Keywords: Large-Scale Language Models, Chemistry
TL;DR: We trained 25+ foundation models from scratch for chemistry and compared their performance on both in-domain and out-of-domain tasks over the OpenAI's GPT-2 models..
Abstract: Foundation models pre-trained on large corpora demonstrate significant gains across many natural language processing tasks and domains e.g., law, healthcare, education, etc. However, only limited efforts have investigated the opportunities and limitations of applying these powerful models to science and security applications.
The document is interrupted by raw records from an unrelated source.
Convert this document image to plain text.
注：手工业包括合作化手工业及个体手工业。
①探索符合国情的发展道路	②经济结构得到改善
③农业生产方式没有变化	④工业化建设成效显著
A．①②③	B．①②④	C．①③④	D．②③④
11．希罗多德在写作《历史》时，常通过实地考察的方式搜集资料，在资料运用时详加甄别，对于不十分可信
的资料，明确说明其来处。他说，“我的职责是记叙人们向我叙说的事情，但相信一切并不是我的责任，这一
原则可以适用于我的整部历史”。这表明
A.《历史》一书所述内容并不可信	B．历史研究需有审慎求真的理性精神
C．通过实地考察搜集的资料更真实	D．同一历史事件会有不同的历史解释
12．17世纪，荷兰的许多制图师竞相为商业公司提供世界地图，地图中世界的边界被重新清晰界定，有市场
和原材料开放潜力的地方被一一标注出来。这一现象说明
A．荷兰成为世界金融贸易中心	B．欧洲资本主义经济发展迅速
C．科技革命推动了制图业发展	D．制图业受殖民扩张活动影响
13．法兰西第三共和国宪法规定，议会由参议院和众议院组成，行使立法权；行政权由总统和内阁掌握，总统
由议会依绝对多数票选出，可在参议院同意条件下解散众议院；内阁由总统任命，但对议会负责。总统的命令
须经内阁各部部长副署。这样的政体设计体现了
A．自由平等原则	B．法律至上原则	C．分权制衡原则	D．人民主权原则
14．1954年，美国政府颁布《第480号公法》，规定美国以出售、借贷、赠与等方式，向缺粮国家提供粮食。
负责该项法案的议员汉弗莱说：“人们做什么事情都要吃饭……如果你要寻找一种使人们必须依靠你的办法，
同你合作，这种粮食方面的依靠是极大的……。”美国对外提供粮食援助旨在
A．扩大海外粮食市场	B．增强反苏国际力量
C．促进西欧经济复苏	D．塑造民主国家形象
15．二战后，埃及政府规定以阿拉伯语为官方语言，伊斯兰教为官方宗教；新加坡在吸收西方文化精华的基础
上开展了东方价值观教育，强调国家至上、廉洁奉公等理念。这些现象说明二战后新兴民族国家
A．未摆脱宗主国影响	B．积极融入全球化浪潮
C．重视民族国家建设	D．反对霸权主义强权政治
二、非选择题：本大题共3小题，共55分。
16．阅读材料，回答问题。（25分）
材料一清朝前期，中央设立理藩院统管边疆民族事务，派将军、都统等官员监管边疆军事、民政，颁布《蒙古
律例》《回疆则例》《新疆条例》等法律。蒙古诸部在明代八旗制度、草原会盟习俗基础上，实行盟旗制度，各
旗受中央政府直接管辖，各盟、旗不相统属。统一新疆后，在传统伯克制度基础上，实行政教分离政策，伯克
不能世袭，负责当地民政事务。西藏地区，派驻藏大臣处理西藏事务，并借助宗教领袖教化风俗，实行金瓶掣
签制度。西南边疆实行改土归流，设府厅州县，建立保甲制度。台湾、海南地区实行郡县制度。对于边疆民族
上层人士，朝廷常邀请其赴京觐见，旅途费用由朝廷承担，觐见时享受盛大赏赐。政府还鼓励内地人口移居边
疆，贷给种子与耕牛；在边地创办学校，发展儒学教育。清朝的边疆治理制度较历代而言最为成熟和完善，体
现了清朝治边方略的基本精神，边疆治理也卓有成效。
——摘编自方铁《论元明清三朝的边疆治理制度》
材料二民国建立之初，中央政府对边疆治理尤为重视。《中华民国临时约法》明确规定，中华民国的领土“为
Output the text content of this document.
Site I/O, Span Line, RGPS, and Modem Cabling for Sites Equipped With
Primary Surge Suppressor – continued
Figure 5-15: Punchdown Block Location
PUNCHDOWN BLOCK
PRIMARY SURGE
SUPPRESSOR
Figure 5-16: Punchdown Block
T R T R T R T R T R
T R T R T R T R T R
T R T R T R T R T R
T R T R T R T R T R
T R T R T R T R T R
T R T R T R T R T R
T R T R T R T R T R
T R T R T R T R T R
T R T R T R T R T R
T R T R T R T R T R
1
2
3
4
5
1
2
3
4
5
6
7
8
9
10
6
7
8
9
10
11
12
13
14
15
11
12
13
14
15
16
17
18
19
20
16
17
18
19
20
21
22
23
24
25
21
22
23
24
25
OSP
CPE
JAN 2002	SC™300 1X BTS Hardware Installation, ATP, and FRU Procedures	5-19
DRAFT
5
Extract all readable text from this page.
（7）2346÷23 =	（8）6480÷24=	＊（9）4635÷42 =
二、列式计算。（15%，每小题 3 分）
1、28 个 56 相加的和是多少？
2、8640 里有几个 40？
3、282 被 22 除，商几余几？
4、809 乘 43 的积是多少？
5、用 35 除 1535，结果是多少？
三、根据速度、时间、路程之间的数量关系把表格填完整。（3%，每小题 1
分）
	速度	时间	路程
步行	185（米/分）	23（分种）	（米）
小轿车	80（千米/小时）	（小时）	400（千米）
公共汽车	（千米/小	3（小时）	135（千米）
In this work, we develop foundation models of scientific knowledge for chemistry to augment scientists with the advanced ability to perceive and reason at scale previously unimagined. Specifically, we build large-scale (1.47B parameter) general-purpose models for chemistry that can be effectively used to perform a wide range of in-domain and out-of-domain tasks. Evaluating these models in a zero-shot setting, we analyze the effect of model and data scaling, knowledge depth, and temporality on model performance in context of model training efficiency. Our novel findings demonstrate that (1) model size significantly contributes to the task performance when evaluated in a zero-shot setting; (2) data quality (aka diversity) affects model performance more than data quantity; (3) similarly, unlike previous work, temporal order of the documents in the corpus boosts model performance only for specific tasks, e.g., SciQ; and (4) models pre-trained from scratch perform better on in-domain tasks than those tuned from general-purpose models like Open AI's GPT-2.